Edit that new step in the formula bar, so it uses our streaming list filter, something like this:

= Table.SelectRows(
    previousStepName,
    each List.Contains( List.Buffer( factTableName[EMPNO] ), [EMPNO] )
)

 

This setup should allow PQ to stream the [EMPNO] values from your Excel source into the SQL native query sent to the SQL source for your dim_employee table.

 

Pete 



Now accepting Kudos! If my post helped you, why not give it a thumbs-up?

Proud to be a Datanaut!




View solution in original post

Hi @LD2022 ,

 

If you right-click your #"Filtered Rows" step, is 'Native Query' now selectable, or is it still greyed-out?

If it's still greyed out, try changing one of the column data types to the same type, but not a text column. For example, change a date type column to date type, or a decimal type column to decimal. This is purely to force PQ to re-evaluate the query and hopefully force it to generate a native query to source.

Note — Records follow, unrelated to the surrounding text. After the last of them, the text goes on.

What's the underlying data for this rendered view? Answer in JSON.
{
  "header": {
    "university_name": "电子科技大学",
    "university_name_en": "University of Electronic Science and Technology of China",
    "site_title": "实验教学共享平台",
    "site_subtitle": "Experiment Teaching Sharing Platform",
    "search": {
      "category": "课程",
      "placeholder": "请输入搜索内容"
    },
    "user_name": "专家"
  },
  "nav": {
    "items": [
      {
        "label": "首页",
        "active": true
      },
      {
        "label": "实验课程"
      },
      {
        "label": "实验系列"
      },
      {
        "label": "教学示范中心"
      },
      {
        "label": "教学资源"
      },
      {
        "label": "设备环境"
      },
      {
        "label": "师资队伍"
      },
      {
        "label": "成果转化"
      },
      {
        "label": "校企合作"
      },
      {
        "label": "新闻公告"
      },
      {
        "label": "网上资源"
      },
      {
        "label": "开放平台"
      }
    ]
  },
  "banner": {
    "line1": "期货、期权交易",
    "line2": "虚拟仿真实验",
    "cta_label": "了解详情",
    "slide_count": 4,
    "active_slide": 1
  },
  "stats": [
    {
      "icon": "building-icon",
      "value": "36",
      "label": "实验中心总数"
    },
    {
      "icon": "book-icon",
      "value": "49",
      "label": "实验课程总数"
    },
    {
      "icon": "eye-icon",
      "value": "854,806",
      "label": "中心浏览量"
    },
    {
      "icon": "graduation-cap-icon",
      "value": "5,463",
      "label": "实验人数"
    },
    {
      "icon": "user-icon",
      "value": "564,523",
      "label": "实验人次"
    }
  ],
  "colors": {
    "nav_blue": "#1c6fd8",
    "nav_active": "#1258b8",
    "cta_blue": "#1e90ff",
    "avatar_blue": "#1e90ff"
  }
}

If native query IS selectable, then you're probably at the limit of optimisation. The Oracle Data Access Client (ODAC) requirement isn't the best in this regard.

 

Pete

 

Pete



Now accepting Kudos! If my post helped you, why not give it a thumbs-up?

Proud to be a Datanaut!




View solution in original post

22 REPLIES 22
james_m
Frequent Visitor

I had the same issue. The solutions below didn't work for me, but this one did. It took me hours to get it to work. I'm unsure why the other solutions didn't work and this one did, as it looks very similar to the other solutions.

 

 

= let 
DistinctKey = List.Buffer( List.Distinct(FctTable[DimKey])),
DimFiltered = Table.SelectRows(dbo_DimTable, each List.Contains(DistinctKey, [DimKey]))
in DimFiltered

 

 

It's really important that you can see "View Native Query" in the screenshot below, otherwise it will be doing the processing in PowerBI rather than doing the query on the server side. The query will work much faster if the query is running on the server. Power BI will attempt to put the list into an "IN" statement in SQL Server; this works fine if you have less than 1000 rows you want to filter; if you want to filter many more rows than this, you might run into some issues. Say if you have 500,000 rows in your dimension, but you only need 200 rows, this method would work, but if you want to filter to 100,000 rows, this method will not work well.

 

james_m_1-1694149814990.png

 

This worked well for my situation. Thank you

edhans
Super User
Super User

It should be super fast. I use this method all of the time against SQL Server and it folds. Using List.Contains To Filter Dimension Tables — ehansalytics

Are you getting an IN operator in the folded statement to your server? What is the backend?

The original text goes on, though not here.